Аня и Николай Егорович приехали в деревню к Аниному дню, двадцать второго сентября. Шли со станции и увидели Юру. Он шагал из школы, одетый в замызганное пальтишко, из которого давно вырос. В руке у него была авоська с книжками, заменявшая портфель. Шапки на нем не было, и голова рыжела издалека, освещаемая сентябрьским солнышком. Когда он подошел ближе, то мать и отчим заметили, что никуда не годятся и ботинки.

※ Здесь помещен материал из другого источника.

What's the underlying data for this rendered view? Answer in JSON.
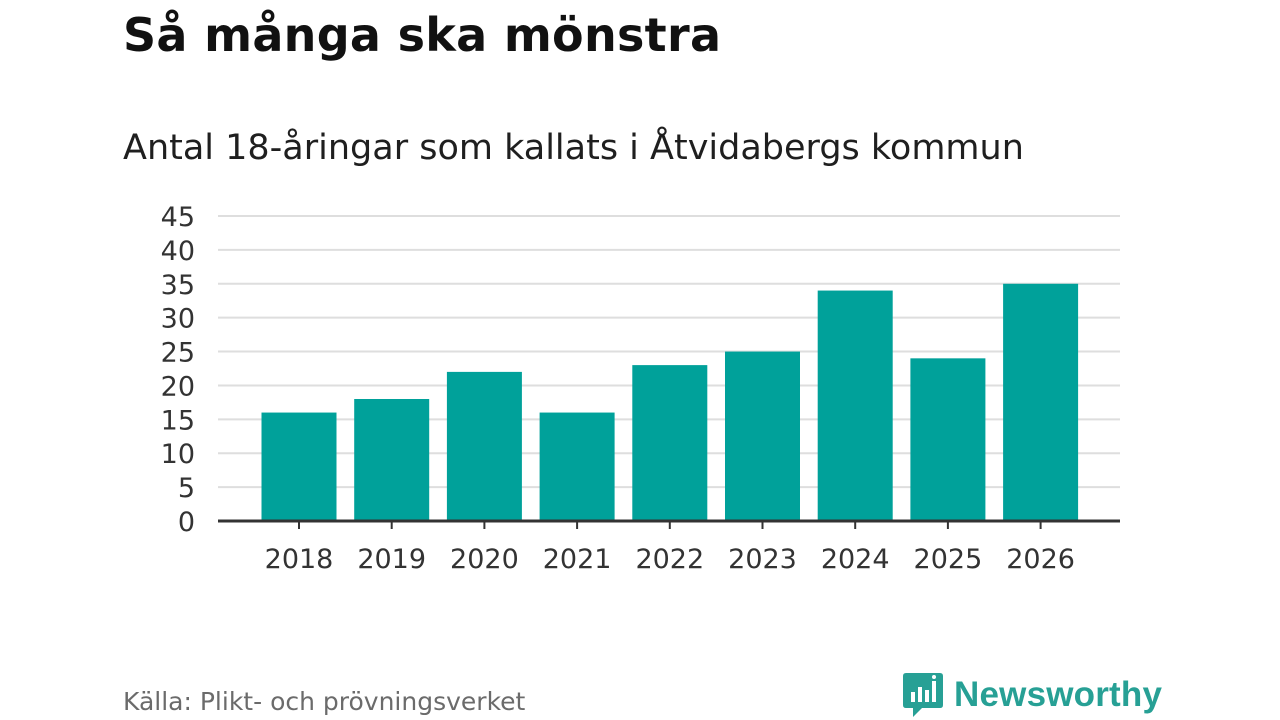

Ане при этом показалось, что Николай Егорович, который видел Юру в первый раз, был неприятно удивлен. Взгляд его, обращенный на модницу-жену, как бы говорил: «Твой ли ребенок-то, что же это ты?..»
Юра не кинулся к матери. Он остановился, оглядел гостей и сказал с неребячьим спокойствием:
– Здрасте. Это вы приехали?
Он уже знал от бабушки, что мать нашла себе «хорошего человека». Но это его пока мало касалось. Он не очень рассчитывал, что его отсюда заберут, и не очень к этому стремился. Все лето он ловил в речке раков, приловчившись хватать их за спинку голыми руками. В плетеной клетке у него жил свиристель, в ящике в сенях – кролик. И была некоторая опасность, что в его отсутствие бабка может свиристеля выпустить, а кролика ободрать.
Юра холодно взял у матери песочное кольцо, обсыпанное орехами. Но тут же съел его и посмотрел на второе. Это второе подвинул ему уже Николай Егорович. Юра посмотрел пристально в его искусственный глаз и стал грызть кольцо.
Потом, не обращая внимания на приехавших, словно это были совсем посторонние люди, Юра положил на стол свой букварь и нарочито громко стал читать, как бы желая показать, какая ерунда для него этот букварь:
– Мама варила кашу. Катя кашу ела…
Его локти, которыми он уперся в стол, были порваны, у ворота не хватало пуговок. Придя из школы, он снял корявые ботинки и теперь стоял в носках, из которых торчали маленькие грязные пальцы.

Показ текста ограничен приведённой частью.